There is no winner in this battle, partly because the two brands aren't trying to be the same. Different sandwich options, different price points, different experiences. Just depends how much cash you've got to burn, and whether you want cookies.

Thursday, August 25, 2005

The Complete, Unambiguous Sandwich Definition (CUSD)

CUSD Terms Explained

"Frame": The part of the sandwich you hold. e.g., bread, bun or wrap

"Essence": The filling. e.g., the cheese in a grilled cheese sandwich


The Definition

A sandwich is an assembly of food parts capable of being held without great hardship or mess.

All sandwiches possess a frame that covers some part of the essence. The frame must be made of a material that is in an edible state when the essence is added, and must have an outlet that exposes the essence before the first bite is taken. In other words, the frame may not completely surround the essence (e.g., a burrito), though the essence need not actually be visible.

The essence of a sandwich can be any substance, as long as it is not formed into a non-natural shape (e.g., any burger). Note, however, that a substance formed into a non-natural shape that is sliced and assembled within a frame as described above qualifies as a sandwich (e.g., salami).

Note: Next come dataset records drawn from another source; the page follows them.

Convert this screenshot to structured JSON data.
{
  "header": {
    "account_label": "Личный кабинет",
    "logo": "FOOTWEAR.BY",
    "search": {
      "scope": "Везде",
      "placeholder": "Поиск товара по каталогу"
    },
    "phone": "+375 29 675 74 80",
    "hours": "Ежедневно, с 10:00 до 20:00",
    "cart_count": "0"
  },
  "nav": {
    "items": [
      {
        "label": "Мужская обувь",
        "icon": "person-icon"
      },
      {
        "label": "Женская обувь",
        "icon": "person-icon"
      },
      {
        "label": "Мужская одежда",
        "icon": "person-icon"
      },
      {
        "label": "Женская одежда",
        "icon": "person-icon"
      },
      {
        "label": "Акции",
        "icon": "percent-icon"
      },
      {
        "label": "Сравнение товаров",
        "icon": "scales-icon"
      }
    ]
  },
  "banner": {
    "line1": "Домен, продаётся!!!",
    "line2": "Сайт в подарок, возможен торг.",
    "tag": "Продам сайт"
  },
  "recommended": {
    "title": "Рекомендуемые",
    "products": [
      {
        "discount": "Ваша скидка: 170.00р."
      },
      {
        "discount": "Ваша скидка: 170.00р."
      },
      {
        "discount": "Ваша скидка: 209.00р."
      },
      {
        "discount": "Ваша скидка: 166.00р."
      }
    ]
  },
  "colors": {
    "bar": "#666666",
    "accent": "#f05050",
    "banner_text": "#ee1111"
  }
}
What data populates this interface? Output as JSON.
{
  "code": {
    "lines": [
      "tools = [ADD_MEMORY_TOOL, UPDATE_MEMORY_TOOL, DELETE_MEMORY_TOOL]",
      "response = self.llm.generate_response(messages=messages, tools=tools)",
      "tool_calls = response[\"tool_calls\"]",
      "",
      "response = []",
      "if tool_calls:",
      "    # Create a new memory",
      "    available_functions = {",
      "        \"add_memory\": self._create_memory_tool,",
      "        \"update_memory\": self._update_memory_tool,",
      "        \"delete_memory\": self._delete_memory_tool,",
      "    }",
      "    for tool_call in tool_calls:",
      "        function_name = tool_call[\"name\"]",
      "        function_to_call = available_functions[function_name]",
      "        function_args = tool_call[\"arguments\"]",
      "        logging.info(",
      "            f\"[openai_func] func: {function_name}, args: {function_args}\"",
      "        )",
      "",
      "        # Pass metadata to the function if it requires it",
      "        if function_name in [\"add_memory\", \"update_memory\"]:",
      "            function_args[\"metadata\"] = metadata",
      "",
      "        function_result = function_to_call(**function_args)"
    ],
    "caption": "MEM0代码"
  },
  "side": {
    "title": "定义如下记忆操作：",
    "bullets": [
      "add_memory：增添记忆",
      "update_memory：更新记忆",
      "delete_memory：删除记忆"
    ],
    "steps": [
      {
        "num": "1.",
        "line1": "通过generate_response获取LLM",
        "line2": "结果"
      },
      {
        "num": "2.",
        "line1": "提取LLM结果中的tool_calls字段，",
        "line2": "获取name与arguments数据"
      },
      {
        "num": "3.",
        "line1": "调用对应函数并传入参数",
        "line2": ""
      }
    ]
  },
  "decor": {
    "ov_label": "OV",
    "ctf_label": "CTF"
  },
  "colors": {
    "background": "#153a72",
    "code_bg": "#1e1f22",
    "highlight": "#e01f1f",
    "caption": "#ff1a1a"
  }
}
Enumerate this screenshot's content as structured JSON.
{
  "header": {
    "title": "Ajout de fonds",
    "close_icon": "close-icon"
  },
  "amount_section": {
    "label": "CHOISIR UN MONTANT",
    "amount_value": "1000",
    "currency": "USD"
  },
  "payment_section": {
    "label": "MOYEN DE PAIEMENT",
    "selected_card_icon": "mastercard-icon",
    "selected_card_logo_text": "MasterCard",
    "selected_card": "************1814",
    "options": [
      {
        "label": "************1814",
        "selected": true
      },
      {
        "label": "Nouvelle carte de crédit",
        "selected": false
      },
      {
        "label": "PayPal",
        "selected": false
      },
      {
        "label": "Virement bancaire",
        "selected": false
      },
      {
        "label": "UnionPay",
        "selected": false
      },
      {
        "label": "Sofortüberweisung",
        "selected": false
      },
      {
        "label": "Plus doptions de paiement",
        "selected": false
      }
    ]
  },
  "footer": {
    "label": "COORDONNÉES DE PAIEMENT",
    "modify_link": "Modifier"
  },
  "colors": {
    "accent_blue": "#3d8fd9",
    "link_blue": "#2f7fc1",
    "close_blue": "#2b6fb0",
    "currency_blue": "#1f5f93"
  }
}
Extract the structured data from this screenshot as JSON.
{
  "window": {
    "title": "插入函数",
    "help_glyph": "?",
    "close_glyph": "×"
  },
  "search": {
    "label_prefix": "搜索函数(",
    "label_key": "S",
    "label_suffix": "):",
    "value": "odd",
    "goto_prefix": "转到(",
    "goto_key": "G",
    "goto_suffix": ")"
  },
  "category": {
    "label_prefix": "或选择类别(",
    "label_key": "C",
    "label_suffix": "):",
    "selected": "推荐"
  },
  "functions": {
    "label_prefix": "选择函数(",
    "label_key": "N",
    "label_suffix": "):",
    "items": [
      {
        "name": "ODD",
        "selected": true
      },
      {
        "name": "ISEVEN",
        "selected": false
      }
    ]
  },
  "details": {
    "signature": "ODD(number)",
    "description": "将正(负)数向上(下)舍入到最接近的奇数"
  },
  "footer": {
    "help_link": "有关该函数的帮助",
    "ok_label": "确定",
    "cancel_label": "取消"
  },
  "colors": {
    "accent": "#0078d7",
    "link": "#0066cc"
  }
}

In coming days I will provide more examples about what is, and what is not, a sandwich. Feel free to suggest your own examples.

I welcome your comments and questions. The definition seems airtight, but I know there are those who would like to see it defeated. If exceptions are noted, this definition may need to be altered.

But I doubt it.

Wednesday, August 24, 2005

Prelude to the Definition of a Sandwich

Hey guys, listen up. Gary, put down that hoagie.

Okay, now that I have you all here, I want to go over something of vital importance to the entire raison d'etre of Discovery Sandwich International: the definition of a sandwich.

I know, I know, it’s be en done before. So called aficionados have pitched in their two cents on the essence of a sandwich. Well open your eyes to this, fools, here comes my ten dollars: The Complete, Unambiguous Sandwich Definition.

Other definitions have exceptions. Loopholes. Holes. Loops. CUSD? None.

Other definitions are rainbows of speculation. CUSD will be fact, in stark black and white.

Okay, pick that hoagie back up. For it is a sandwich, and CUSD is coming at you. Soon.

Tuesday, August 23, 2005

Mission: Discover the Edible

It is with great pleasure that I launch Discovery Sandwich International. I've always wanted to write about sandwiches; always wanted to be a sandwich critic, and now that day has come.

Now that this small dream has come true, I have decided to be less a "critic" and more a "complimentic", a word I just made up, focussing on the good in each and every sandwich discovered.

From my homebase in Canada's capital city, I will find, pay for, and eat any sandwich on the market, relating to you, dear reader, all that is tasty. Bon appetite! (for my American readers: Happy eating!).